The four points $a$, $c$, $b$ and $d$ are collinear (lie on line $l$) and in that sequence.
The origin $o$ is some point not on the line $l$.
Given: $\vec{ac}=2\vec{cb}$, $\ \vec{ad}=2\vec{bd}\ $ and $\ |\vec{a}|=2|\vec{b}|$
Using scalar product or otherwise show $\angle{cod}=\frac{\pi}{2}$
[Hint: ($2\vec{a}+\vec{b})(\vec{a}-\vec{b})=2|\vec{a}|^2-2\vec{a}.\vec{b}+\vec{a}.\vec{b}-|\vec{b}|^2$]
My solution:
I first let, $\vec{a}=a_1\vec{i}+a_2\vec{j}$ and $\vec{b}=b_1\vec{i}+b_2\vec{j}$
I then found both $\vec{c}$ and $\vec{d}$ in terms of $\vec{a}$ and $\vec{b}$.

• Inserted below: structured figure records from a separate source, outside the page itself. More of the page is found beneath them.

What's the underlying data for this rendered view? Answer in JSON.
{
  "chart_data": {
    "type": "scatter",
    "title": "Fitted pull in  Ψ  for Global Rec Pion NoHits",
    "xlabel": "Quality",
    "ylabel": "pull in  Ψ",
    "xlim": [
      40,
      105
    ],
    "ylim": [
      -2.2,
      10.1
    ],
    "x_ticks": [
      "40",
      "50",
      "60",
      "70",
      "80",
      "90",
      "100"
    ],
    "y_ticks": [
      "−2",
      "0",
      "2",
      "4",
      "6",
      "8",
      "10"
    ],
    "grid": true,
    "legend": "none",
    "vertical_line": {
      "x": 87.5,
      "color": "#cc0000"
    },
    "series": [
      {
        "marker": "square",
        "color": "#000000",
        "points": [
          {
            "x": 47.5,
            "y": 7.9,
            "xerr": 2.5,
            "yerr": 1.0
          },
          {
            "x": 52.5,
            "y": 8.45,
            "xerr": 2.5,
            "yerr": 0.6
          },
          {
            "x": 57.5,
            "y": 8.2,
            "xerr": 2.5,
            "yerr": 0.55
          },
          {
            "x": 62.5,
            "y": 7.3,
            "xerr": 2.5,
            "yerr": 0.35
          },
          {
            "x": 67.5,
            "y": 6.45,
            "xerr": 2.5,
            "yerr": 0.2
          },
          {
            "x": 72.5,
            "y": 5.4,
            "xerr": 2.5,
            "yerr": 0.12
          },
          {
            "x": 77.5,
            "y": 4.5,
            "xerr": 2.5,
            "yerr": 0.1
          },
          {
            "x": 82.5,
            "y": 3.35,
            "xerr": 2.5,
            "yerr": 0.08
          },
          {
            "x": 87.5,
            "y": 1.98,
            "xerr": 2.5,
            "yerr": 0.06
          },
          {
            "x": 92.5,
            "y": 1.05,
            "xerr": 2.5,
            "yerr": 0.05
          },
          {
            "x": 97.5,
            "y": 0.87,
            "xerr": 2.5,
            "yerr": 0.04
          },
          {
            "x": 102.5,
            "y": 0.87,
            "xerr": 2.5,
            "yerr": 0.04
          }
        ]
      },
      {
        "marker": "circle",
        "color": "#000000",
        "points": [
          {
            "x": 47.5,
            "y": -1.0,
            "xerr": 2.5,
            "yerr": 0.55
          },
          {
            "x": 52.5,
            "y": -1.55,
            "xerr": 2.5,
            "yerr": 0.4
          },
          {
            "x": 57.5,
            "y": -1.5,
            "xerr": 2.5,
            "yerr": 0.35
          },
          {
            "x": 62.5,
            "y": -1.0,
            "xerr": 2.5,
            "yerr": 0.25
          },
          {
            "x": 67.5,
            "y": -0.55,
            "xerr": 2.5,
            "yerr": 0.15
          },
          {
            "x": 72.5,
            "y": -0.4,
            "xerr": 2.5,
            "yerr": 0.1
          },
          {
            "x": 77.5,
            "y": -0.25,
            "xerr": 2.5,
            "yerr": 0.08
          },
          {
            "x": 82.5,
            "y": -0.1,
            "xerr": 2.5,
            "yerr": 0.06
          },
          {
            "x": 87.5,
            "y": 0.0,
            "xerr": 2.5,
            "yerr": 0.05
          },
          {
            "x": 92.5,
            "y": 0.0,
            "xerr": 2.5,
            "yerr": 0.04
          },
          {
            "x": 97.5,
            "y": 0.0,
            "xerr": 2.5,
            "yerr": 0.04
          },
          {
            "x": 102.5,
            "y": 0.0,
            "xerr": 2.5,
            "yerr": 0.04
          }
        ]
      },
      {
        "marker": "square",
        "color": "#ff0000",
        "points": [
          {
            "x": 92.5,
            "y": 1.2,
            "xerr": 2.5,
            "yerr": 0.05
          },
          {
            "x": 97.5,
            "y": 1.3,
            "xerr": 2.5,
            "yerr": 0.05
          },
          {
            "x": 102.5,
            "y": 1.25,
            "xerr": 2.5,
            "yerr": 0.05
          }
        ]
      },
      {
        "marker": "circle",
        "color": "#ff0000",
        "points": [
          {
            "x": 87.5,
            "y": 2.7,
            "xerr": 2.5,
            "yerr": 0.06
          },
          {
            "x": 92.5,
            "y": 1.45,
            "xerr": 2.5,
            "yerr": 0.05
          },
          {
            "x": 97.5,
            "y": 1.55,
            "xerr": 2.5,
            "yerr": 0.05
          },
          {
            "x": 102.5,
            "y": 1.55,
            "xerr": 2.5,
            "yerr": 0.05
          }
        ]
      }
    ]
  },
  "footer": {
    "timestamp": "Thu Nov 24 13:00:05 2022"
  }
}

Then by carrying out the operation $\vec{a}.\vec{b}$, I found that $\vec{a}.\vec{b}=0$ hence proving that $\angle{cod}=\frac{\pi}{2}$
$\color{blue}{\text{My question is:}}$
what is the meaning of the hint? I can't see how that fits in. It's probably exactly what I did or something obvious but I just can't see it.